This Thursday, CBC Radio’s Ideas ran a show on the discovery of a copy of Johannes Tinctor’s Treatise against the Sect of Waldensians, one of the earliest witch-hating treatises, at the University of Alberta. Tinctor’s academic invective first appeared in 1460, twenty-five or so years before the far more famous Malleus Maleficarum (or Hammer of the Witches). The U of A copy is a Old French translation of Tinctor’s original Latin, one of old four known copies in the world. According to the historians who found it, its probably the oldest of the four and the one from which others may have been copied. (Translated excerpts are available via the Edmonton Journal here)
The Middle Ages gets a bad rap for hunting witches, mostly because of things like Monty Python and the Holy Grail. In fact, though medieval penitentials are full of condemnations of all sorts of pagan and folk magic, organized and paranoid witch-hunting is really an early modern phenomenon (Tinctor’s treatise falls into the grey area between the eras).

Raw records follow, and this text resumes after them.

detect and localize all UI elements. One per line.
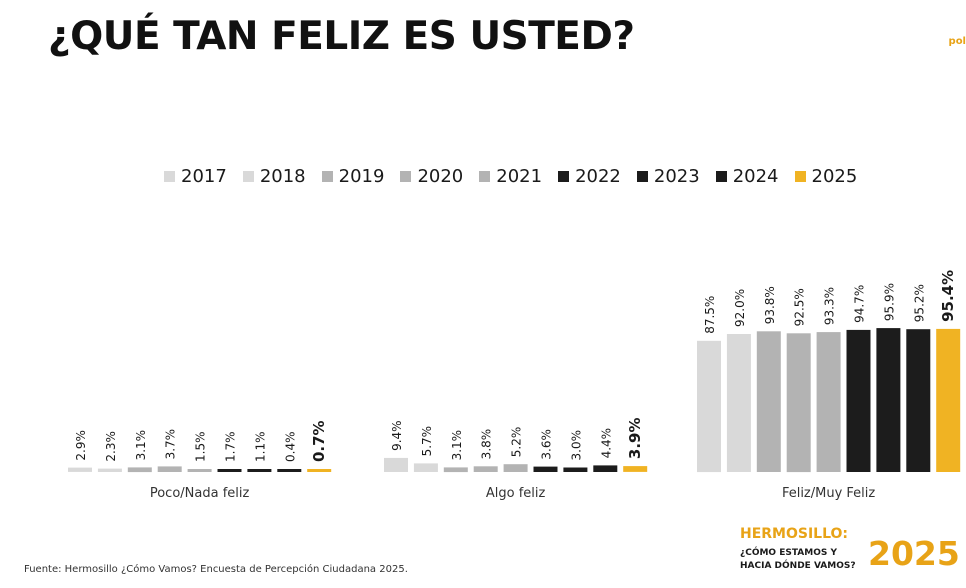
legend-swatch-2021 [479, 171, 491, 182]
bar-2021-1 [503, 464, 528, 472]
legend-item-2019: 2019 [321, 166, 385, 187]
bar-2024-2 [906, 329, 931, 472]
data-label-2019-1: 3.1% [450, 430, 464, 461]
data-label-2023-0: 1.1% [253, 432, 267, 463]
bar-2019-0 [127, 467, 152, 473]
legend-label-2022: 2022 [575, 166, 621, 187]
corner-logo: pol [948, 36, 966, 47]
data-label-2020-1: 3.8% [480, 429, 494, 460]
legend-swatch-2017 [164, 171, 175, 182]
bar-2023-1 [563, 467, 588, 472]
legend-item-2022: 2022 [558, 166, 621, 187]
data-label-2022-0: 1.7% [224, 432, 238, 463]
data-label-2018-0: 2.3% [104, 431, 118, 462]
data-label-2017-1: 9.4% [390, 420, 404, 451]
category-label-0: Poco/Nada feliz [150, 486, 250, 501]
bar-2017-2 [697, 340, 721, 473]
legend-label-2020: 2020 [417, 166, 464, 187]
data-label-2019-0: 3.1% [134, 430, 148, 461]
data-label-2021-0: 1.5% [194, 432, 208, 463]
legend-swatch-2020 [400, 171, 412, 182]
brand-logo: HERMOSILLO: ¿CÓMO ESTAMOS Y HACIA DÓNDE … [740, 524, 966, 586]
bar-2019-2 [756, 331, 781, 472]
brand-subtitle-line1: ¿CÓMO ESTAMOS Y [740, 548, 837, 558]
bar-2021-2 [816, 332, 841, 472]
legend-label-2021: 2021 [496, 166, 543, 187]
legend-swatch-2024 [715, 171, 727, 182]
legend-item-2024: 2024 [715, 166, 779, 187]
data-label-2025-1: 3.9% [626, 417, 644, 459]
legend-label-2023: 2023 [653, 166, 700, 187]
legend-swatch-2025 [794, 171, 806, 182]
bar-2018-0 [97, 468, 122, 472]
data-label-2017-0: 2.9% [74, 430, 88, 461]
legend-item-2020: 2020 [400, 166, 463, 187]
bar-2025-1 [623, 466, 648, 472]
chart-legend: 2017 2018 2019 2020 2021 2022 2023 2024 2025 [164, 166, 857, 187]
data-label-2022-2: 94.7% [853, 285, 867, 323]
bar-2020-2 [786, 333, 811, 473]
bar-2020-1 [473, 466, 498, 472]
legend-item-2018: 2018 [242, 166, 306, 187]
bar-2024-1 [593, 465, 618, 472]
legend-item-2021: 2021 [479, 166, 542, 187]
category-label-2: Feliz/Muy Feliz [782, 486, 875, 501]
bar-2023-2 [876, 328, 901, 472]
data-label-2024-1: 4.4% [599, 428, 613, 459]
source-note: Fuente: Hermosillo ¿Cómo Vamos? Encuesta… [24, 564, 408, 575]
brand-title: HERMOSILLO: [740, 526, 849, 542]
data-label-2018-2: 92.0% [733, 289, 747, 327]
data-label-2024-0: 0.4% [283, 432, 297, 463]
bar-2024-0 [277, 469, 302, 472]
data-label-2021-1: 5.2% [510, 427, 524, 458]
legend-label-2017: 2017 [181, 166, 227, 187]
data-label-2025-0: 0.7% [310, 420, 328, 462]
bar-2018-1 [413, 463, 438, 472]
legend-swatch-2018 [242, 171, 254, 182]
bar-2018-2 [726, 334, 751, 472]
bar-2025-2 [936, 328, 961, 472]
legend-swatch-2023 [636, 171, 648, 182]
legend-item-2017: 2017 [164, 166, 227, 187]
data-label-2017-2: 87.5% [703, 296, 717, 334]
page-title: ¿QUÉ TAN FELIZ ES USTED? [48, 14, 635, 59]
legend-item-2023: 2023 [636, 166, 700, 187]
data-label-2024-2: 95.2% [912, 284, 926, 322]
data-label-2020-0: 3.7% [164, 429, 178, 460]
data-label-2018-1: 5.7% [420, 426, 434, 457]
legend-swatch-2022 [558, 171, 570, 182]
data-label-2022-1: 3.6% [540, 429, 554, 460]
legend-swatch-2019 [321, 171, 333, 182]
data-label-2025-2: 95.4% [939, 270, 957, 322]
bar-2023-0 [247, 469, 272, 472]
bar-2017-1 [384, 457, 408, 472]
legend-label-2019: 2019 [338, 166, 385, 187]
brand-year: 2025 [868, 534, 960, 573]
legend-label-2018: 2018 [259, 166, 306, 187]
data-label-2023-2: 95.9% [882, 283, 896, 321]
legend-item-2025: 2025 [794, 166, 858, 187]
bar-2021-0 [187, 469, 212, 472]
legend-label-2025: 2025 [811, 166, 858, 187]
bar-2022-0 [217, 469, 242, 472]
bar-2022-2 [846, 329, 871, 472]
data-label-2020-2: 92.5% [793, 288, 807, 326]
data-label-2023-1: 3.0% [569, 430, 583, 461]
bar-2020-0 [157, 466, 182, 472]
brand-subtitle-line2: HACIA DÓNDE VAMOS? [740, 561, 856, 571]
data-label-2021-2: 93.3% [823, 287, 837, 325]
bar-2025-0 [307, 469, 332, 472]
data-label-2019-2: 93.8% [763, 286, 777, 324]
bar-2019-1 [443, 467, 468, 473]
bar-2017-0 [68, 467, 92, 472]
bar-2022-1 [533, 466, 558, 472]
legend-label-2024: 2024 [732, 166, 779, 187]
category-label-1: Algo feliz [486, 486, 546, 501]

If there’s one thing to take away from this story, though, it’s that we shouldn’t assume that easy digital access to more information than we can process means we actually have access to the full range of what’s out there. After 150 years of cataloging, 100 years of systematic text editing, and more than 60 years of major microfilm projects, we still haven’t fully analysed the limited number of medieval European manuscripts out there. For other areas, like medieval West Africa, we’ve only just started the process. What’s available at Google Books and archive.org, or even the more specialized digital repositories, is only the tip of the iceberg.